Trust on that level is Freeing.

Comments

  1. Bay says

    What a truly divine mother you are Leslie…how fortunate your boys are… what a difference you are making in the world – present and future! Love you! Bay

    • Leslie Green says

      Thank you, Bay. Some wondered how I could tell of my son being sent to the principal’s office. It’s life. It happens. And we deal with it. Thank you for not only understanding, but also for your loving comments.

      I love you too. ~Leslie

  2. Kathy Walden says

    I was just discussing this the other day and trying to understand it myself and I started wondering. What if we really don’t know better? What if we can state what we should do or how we should be and even tell others what it should look like but we still just haven’t gotten that final experience or aha moment that changes everything for us and now we actually do know better so we can do better? In other words we can state it out loud, we can understand it in our minds cause we have learned it, but we still just haven’t gotten ‘it.’ I wonder if when we finally ‘get it’, that is when we truly are able to do better. Does that make sense?

    • Leslie Green says

      That makes perfect sense, Kathy. And the delay in my response is because I’ve been thinking about the question you pose. A lot.

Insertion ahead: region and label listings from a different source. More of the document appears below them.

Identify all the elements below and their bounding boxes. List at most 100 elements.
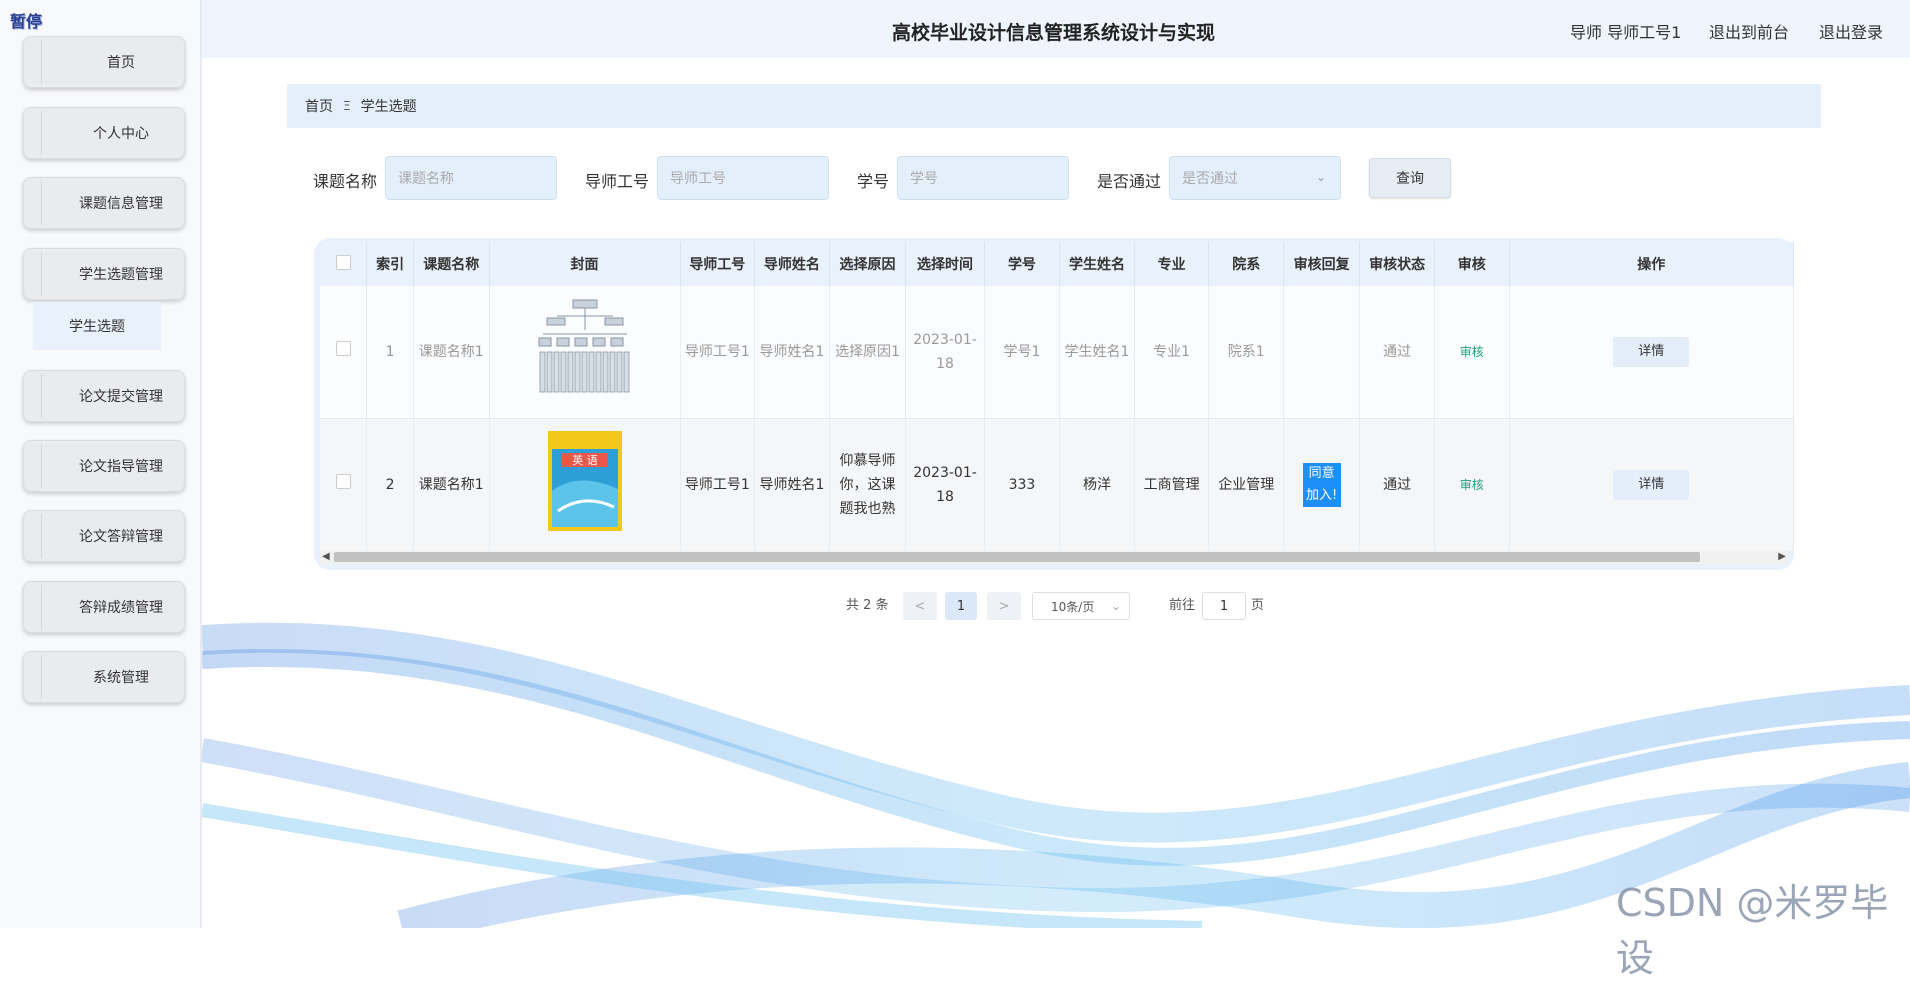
data-table-container: 索引 课题名称 封面 导师工号 导师姓名 选择原因 选择时间 学号 学生姓名 专… <box>314 238 1795 570</box>
audit-link[interactable]: 审核 <box>1460 478 1484 492</box>
sidebar-item-thesis-guidance[interactable]: 论文指导管理 <box>23 440 185 492</box>
sidebar-item-label: 首页 <box>107 55 135 71</box>
sidebar-item-home[interactable]: 首页 <box>23 36 185 88</box>
select-all-checkbox[interactable] <box>335 254 351 270</box>
table-row: 2 课题名称1 英 语 导师工号1 导师姓名1 仰慕导师你，这课题我也熟 202… <box>320 418 1795 552</box>
scroll-right-icon[interactable]: ▶ <box>1778 551 1786 562</box>
user-info: 导师 导师工号1 <box>1570 23 1682 42</box>
table-header-row: 索引 课题名称 封面 导师工号 导师姓名 选择原因 选择时间 学号 学生姓名 专… <box>320 242 1795 286</box>
cell-major: 专业1 <box>1134 286 1210 419</box>
sidebar-item-student-selection[interactable]: 学生选题管理 <box>23 248 185 300</box>
cell-topic: 课题名称1 <box>413 418 490 552</box>
cell-student-id: 学号1 <box>984 286 1061 419</box>
row-select-cell[interactable] <box>320 418 368 552</box>
chevron-down-icon: ⌄ <box>1315 170 1326 184</box>
cover-image-english-book: 英 语 <box>547 431 622 531</box>
cell-cover: 英 语 <box>489 418 681 552</box>
cell-reason: 选择原因1 <box>829 286 907 419</box>
column-header: 索引 <box>366 242 414 286</box>
cell-status: 通过 <box>1359 418 1435 552</box>
column-header: 操作 <box>1509 242 1795 286</box>
back-to-front-link[interactable]: 退出到前台 <box>1709 19 1789 43</box>
cover-image-org-chart <box>538 299 629 393</box>
passed-select-placeholder: 是否通过 <box>1182 171 1238 187</box>
sidebar-item-label: 学生选题管理 <box>79 267 163 283</box>
sidebar: 暂停 首页 个人中心 课题信息管理 学生选题管理 学生选题 论文提交管理 论文指… <box>0 0 202 928</box>
sidebar-item-label: 论文指导管理 <box>79 459 163 475</box>
detail-button[interactable]: 详情 <box>1613 337 1690 367</box>
column-header: 学号 <box>984 242 1061 286</box>
sidebar-subitem-student-selection[interactable]: 学生选题 <box>33 302 161 350</box>
cell-teacher-name: 导师姓名1 <box>754 286 830 419</box>
watermark-text: CSDN @米罗毕设 <box>1616 881 1889 980</box>
sidebar-item-system[interactable]: 系统管理 <box>23 651 185 703</box>
topic-name-input[interactable]: 课题名称 <box>385 156 557 200</box>
audit-link[interactable]: 审核 <box>1460 345 1484 359</box>
cell-student-name: 学生姓名1 <box>1059 286 1135 419</box>
sidebar-item-label: 个人中心 <box>93 126 149 142</box>
data-table: 索引 课题名称 封面 导师工号 导师姓名 选择原因 选择时间 学号 学生姓名 专… <box>320 242 1795 552</box>
reply-text-selected: 同意加入! <box>1302 463 1341 507</box>
horizontal-scrollbar[interactable]: ◀ ▶ <box>320 550 1788 564</box>
page-title: 高校毕业设计信息管理系统设计与实现 <box>892 23 1216 44</box>
cell-major: 工商管理 <box>1134 418 1210 552</box>
cell-time: 2023-01-18 <box>905 286 985 419</box>
column-header: 院系 <box>1208 242 1285 286</box>
logout-link[interactable]: 退出登录 <box>1819 19 1883 43</box>
passed-select[interactable]: 是否通过 ⌄ <box>1169 156 1341 200</box>
cell-index: 1 <box>366 286 414 419</box>
sidebar-item-thesis-submission[interactable]: 论文提交管理 <box>23 370 185 422</box>
passed-label: 是否通过 <box>1097 172 1162 191</box>
breadcrumb-home[interactable]: 首页 <box>305 96 333 116</box>
cell-teacher-id: 导师工号1 <box>680 418 756 552</box>
teacher-id-label: 导师工号 <box>585 172 650 191</box>
sidebar-item-label: 答辩成绩管理 <box>79 600 163 616</box>
cell-dept: 企业管理 <box>1208 418 1285 552</box>
topic-name-label: 课题名称 <box>313 172 378 191</box>
teacher-id-input[interactable]: 导师工号 <box>657 156 829 200</box>
student-id-input[interactable]: 学号 <box>897 156 1069 200</box>
cell-audit: 审核 <box>1434 418 1510 552</box>
query-button[interactable]: 查询 <box>1369 158 1451 198</box>
row-checkbox[interactable] <box>335 341 351 356</box>
cell-student-name: 杨洋 <box>1059 418 1135 552</box>
cell-index: 2 <box>366 418 414 552</box>
cell-reply: 同意加入! <box>1283 418 1361 552</box>
sidebar-item-label: 论文提交管理 <box>79 389 163 405</box>
cell-teacher-name: 导师姓名1 <box>754 418 830 552</box>
column-header: 审核 <box>1434 242 1510 286</box>
cell-dept: 院系1 <box>1208 286 1285 419</box>
sidebar-item-personal-center[interactable]: 个人中心 <box>23 107 185 159</box>
top-header: 高校毕业设计信息管理系统设计与实现 导师 导师工号1 退出到前台 退出登录 <box>202 0 1910 58</box>
scroll-left-icon[interactable]: ◀ <box>322 551 330 562</box>
column-header: 专业 <box>1134 242 1210 286</box>
breadcrumb: 首页 Ξ 学生选题 <box>287 84 1821 128</box>
svg-text:英 语: 英 语 <box>572 453 598 467</box>
cell-reason: 仰慕导师你，这课题我也熟 <box>829 418 907 552</box>
row-select-cell[interactable] <box>320 286 368 419</box>
column-header: 课题名称 <box>413 242 490 286</box>
column-header: 选择时间 <box>905 242 985 286</box>
cell-action: 详情 <box>1509 286 1795 419</box>
column-header: 选择原因 <box>829 242 907 286</box>
app-logo: 暂停 <box>10 12 43 31</box>
table-row: 1 课题名称1 导师工号1 导师姓名1 选择原因1 2023-01-18 学号1… <box>320 286 1795 419</box>
select-all-header[interactable] <box>320 242 368 286</box>
sidebar-item-label: 课题信息管理 <box>79 196 163 212</box>
scrollbar-thumb[interactable] <box>334 552 1700 562</box>
column-header: 学生姓名 <box>1059 242 1135 286</box>
sidebar-item-label: 论文答辩管理 <box>79 529 163 545</box>
cell-topic: 课题名称1 <box>413 286 490 419</box>
row-checkbox[interactable] <box>335 474 351 489</box>
sidebar-item-defense[interactable]: 论文答辩管理 <box>23 510 185 562</box>
cell-status: 通过 <box>1359 286 1435 419</box>
cell-action: 详情 <box>1509 418 1795 552</box>
column-header: 审核状态 <box>1359 242 1435 286</box>
breadcrumb-current: 学生选题 <box>360 99 417 115</box>
student-id-label: 学号 <box>857 172 890 191</box>
column-header: 导师工号 <box>680 242 756 286</box>
sidebar-item-defense-score[interactable]: 答辩成绩管理 <box>23 581 185 633</box>
detail-button[interactable]: 详情 <box>1613 470 1690 500</box>
sidebar-item-topic-info[interactable]: 课题信息管理 <box>23 177 185 229</box>
cell-reply <box>1283 286 1361 419</box>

      I think of a smoker. He/she knows better. Perhaps he quit months ago, but he really, really wants a cigarette. He knows better, I believe he “gets it”, but he chooses to smoke anyway. He weighs his options and makes a trade off – and he does it on purpose, knowingly. That’s the thing with this great FREE WILL we’ve been given. :-)

      I tried to pick a concrete example to wrestle with on the smoker.

      Then, I thought of my son and what motivated his actions. It was part peer pressure (a need to appear cool), but also a need to stand up for ME, someone he was not about to let someone else say something ugly about.

      I thought about his actions. How he justified it in his head, knew he was doing the wrong thing, but chose to go ahead. I think he knew what he was doing was wrong, probably hoped he wouldn’t get caught, but nevertheless, he knew what he was doing, and took the risk because it was worth it.

      So the part of “getting it” I think translates to something different. I think the turning point in Knowing Better/Doing Better isn’t so much whether you one day “Get it”, but when you come to the realization that it *doesn’t matter*. (At least in this example.) Once my son realizes that it doesn’t matter what Little Boy A says about his mother having cancer and that it doesn’t matter if Little Boy B thinks he’s cool or not, then that’s when the shift occurs from Knowing Better to Doing Better.

      Hmmm Kathy, you got me thinking so much, I may just have to write about this topic some more….

      Keep your thoughts coming, PLEASE. It’s with YOU sharing that the rest of us (including ME) are able to learn and grow. Thank you for sharing.